Lark is a problematic protagonist. His intelligence is clear yet he seems to have no inner life. He has no friends, no job, no activities besides visiting his mother and obsessing about sex. (He is a voyeur with a penchant for cyclists and runners.)
Holleran does not create sympathy for his hero so much as guilt - it is hard to quarrel with someone who has fled from a world where, in Paul Rudnick's phrase, "Aids is your filofax". And yet his friends' suffering only makes his preoccupation with his lost looks more trivial. It comes as a shock to work out that he is 48, a venerable age to a medieval peasant but less so in the era of Joan Collins.
The sole exception to this "no pecs, no sex" saga is Becker, a man with whom Lark has a one-night stand and a year-long obsession. Becker is the perfect fantasy-figure for a self- hating gay man - a rugged construction worker with a daughter. Lark is doomed to failure with him. But so is the author: allow Becker to respond to Lark and he risks reducing the novel to wish-fulfilment; keep them apart and he deprives it of plot. Lark's only escape from his sexual morass comes in visits to his mother's nursing home - episodes that contain the novel's most powerful writing. The irony of Lark's dependence on his mother and the description of her death are superbly realised.
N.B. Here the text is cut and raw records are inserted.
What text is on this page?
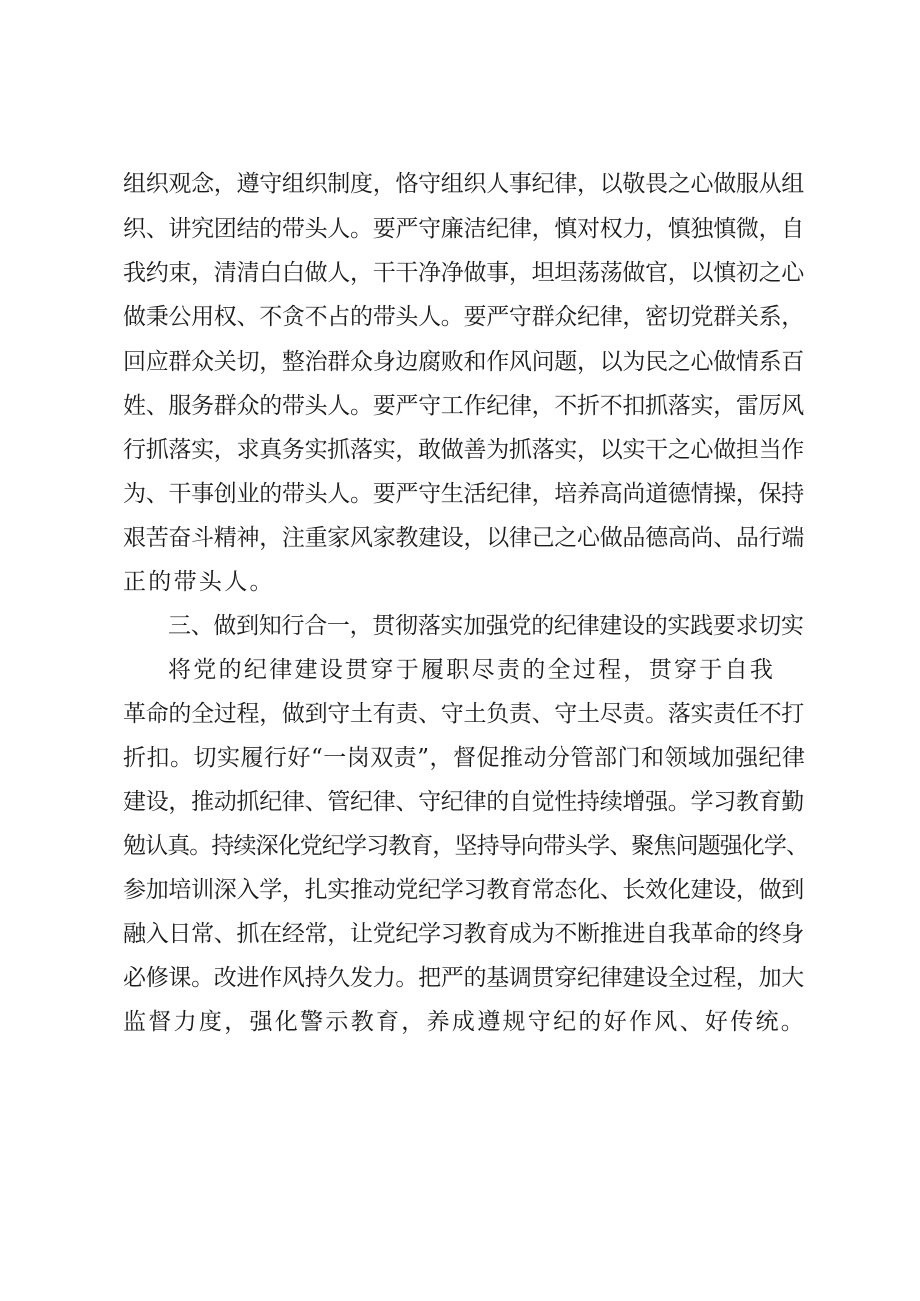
组织观念，遵守组织制度，恪守组织人事纪律，以敬畏之心做服从组
织、讲究团结的带头人。要严守廉洁纪律，慎对权力，慎独慎微，自
我约束，清清白白做人，干干净净做事，坦坦荡荡做官，以慎初之心
做秉公用权、不贪不占的带头人。要严守群众纪律，密切党群关系，
回应群众关切，整治群众身边腐败和作风问题，以为民之心做情系百
姓、服务群众的带头人。要严守工作纪律，不折不扣抓落实，雷厉风
行抓落实，求真务实抓落实，敢做善为抓落实，以实干之心做担当作
为、干事创业的带头人。要严守生活纪律，培养高尚道德情操，保持
艰苦奋斗精神，注重家风家教建设，以律己之心做品德高尚、品行端
正的带头人。
三、做到知行合一，贯彻落实加强党的纪律建设的实践要求切实
将党的纪律建设贯穿于履职尽责的全过程，贯穿于自我
革命的全过程，做到守土有责、守土负责、守土尽责。落实责任不打
折扣。切实履行好“一岗双责”，督促推动分管部门和领域加强纪律
建设，推动抓纪律、管纪律、守纪律的自觉性持续增强。学习教育勤
勉认真。持续深化党纪学习教育，坚持导向带头学、聚焦问题强化学、
参加培训深入学，扎实推动党纪学习教育常态化、长效化建设，做到
融入日常、抓在经常，让党纪学习教育成为不断推进自我革命的终身
必修课。改进作风持久发力。把严的基调贯穿纪律建设全过程，加大
监督力度，强化警示教育，养成遵规守纪的好作风、好传统。
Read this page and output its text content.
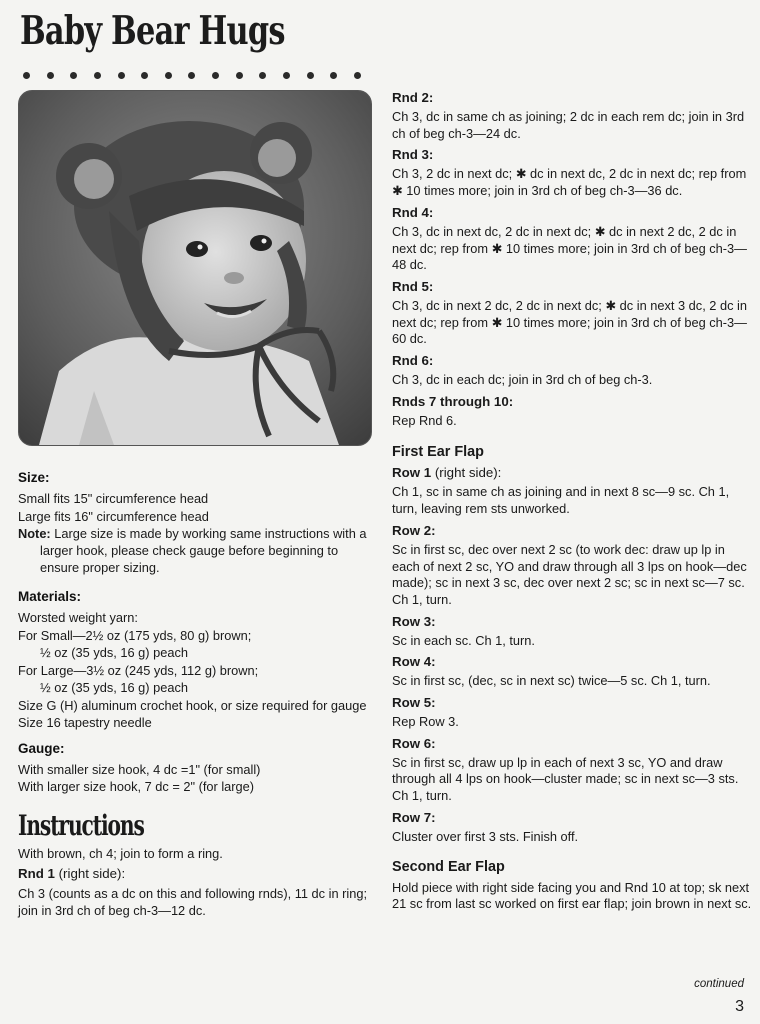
Baby Bear Hugs
Size:
Small fits 15" circumference head
Large fits 16" circumference head
Note: Large size is made by working same instructions with a larger hook, please check gauge before beginning to ensure proper sizing.
Materials:
Worsted weight yarn:
For Small—2½ oz (175 yds, 80 g) brown;
½ oz (35 yds, 16 g) peach
For Large—3½ oz (245 yds, 112 g) brown;
½ oz (35 yds, 16 g) peach
Size G (H) aluminum crochet hook, or size required for gauge
Size 16 tapestry needle
Gauge:
With smaller size hook, 4 dc =1" (for small)
With larger size hook, 7 dc = 2" (for large)
Instructions
With brown, ch 4; join to form a ring.
Rnd 1 (right side):
Ch 3 (counts as a dc on this and following rnds), 11 dc in ring; join in 3rd ch of beg ch-3—12 dc.
Rnd 2:
Ch 3, dc in same ch as joining; 2 dc in each rem dc; join in 3rd ch of beg ch-3—24 dc.
Rnd 3:
Ch 3, 2 dc in next dc; ✱ dc in next dc, 2 dc in next dc; rep from ✱ 10 times more; join in 3rd ch of beg ch-3—36 dc.
Rnd 4:
Ch 3, dc in next dc, 2 dc in next dc; ✱ dc in next 2 dc, 2 dc in next dc; rep from ✱ 10 times more; join in 3rd ch of beg ch-3—48 dc.
Rnd 5:
Ch 3, dc in next 2 dc, 2 dc in next dc; ✱ dc in next 3 dc, 2 dc in next dc; rep from ✱ 10 times more; join in 3rd ch of beg ch-3—60 dc.
Rnd 6:
Ch 3, dc in each dc; join in 3rd ch of beg ch-3.
Rnds 7 through 10:
Rep Rnd 6.
First Ear Flap
Row 1 (right side):
Ch 1, sc in same ch as joining and in next 8 sc—9 sc. Ch 1, turn, leaving rem sts unworked.
Row 2:
Sc in first sc, dec over next 2 sc (to work dec: draw up lp in each of next 2 sc, YO and draw through all 3 lps on hook—dec made); sc in next 3 sc, dec over next 2 sc; sc in next sc—7 sc. Ch 1, turn.
Row 3:
Sc in each sc. Ch 1, turn.
Row 4:
Sc in first sc, (dec, sc in next sc) twice—5 sc. Ch 1, turn.
Row 5:
Rep Row 3.
Row 6:
Sc in first sc, draw up lp in each of next 3 sc, YO and draw through all 4 lps on hook—cluster made; sc in next sc—3 sts. Ch 1, turn.
Row 7:
Cluster over first 3 sts. Finish off.
Second Ear Flap
Hold piece with right side facing you and Rnd 10 at top; sk next 21 sc from last sc worked on first ear flap; join brown in next sc.
continued
3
The Beauty of Men is a novel of incidental insights but abiding disappointment. Depression hangs heavier than the clammy Florida air. The emphasis on corrupted flesh is so insistent that, at times, the book descends into grand guignol.
In The Burning Library, Edmund White laments that "some of our best imaginative writers like Larry Kramer and Andrew Holleran have turned away from fiction to essays as though only direct address is adequate to the crisis". Like White, Holleran has emphasised the importance of autobiography in his fiction as a means of validating gay experience. His first novel, Dancer From the Dance, has claims to be the novel of metropolitan gay life, capturing the excitement and excess in lush cadences. But such exuberance no longer seems appropriate. Instead, he writes with a cold precision that makes Lark's life even less engaging. The enormity of the crisis appears to have overwhelmed him and prevented his finding a fictional correlative for his pain.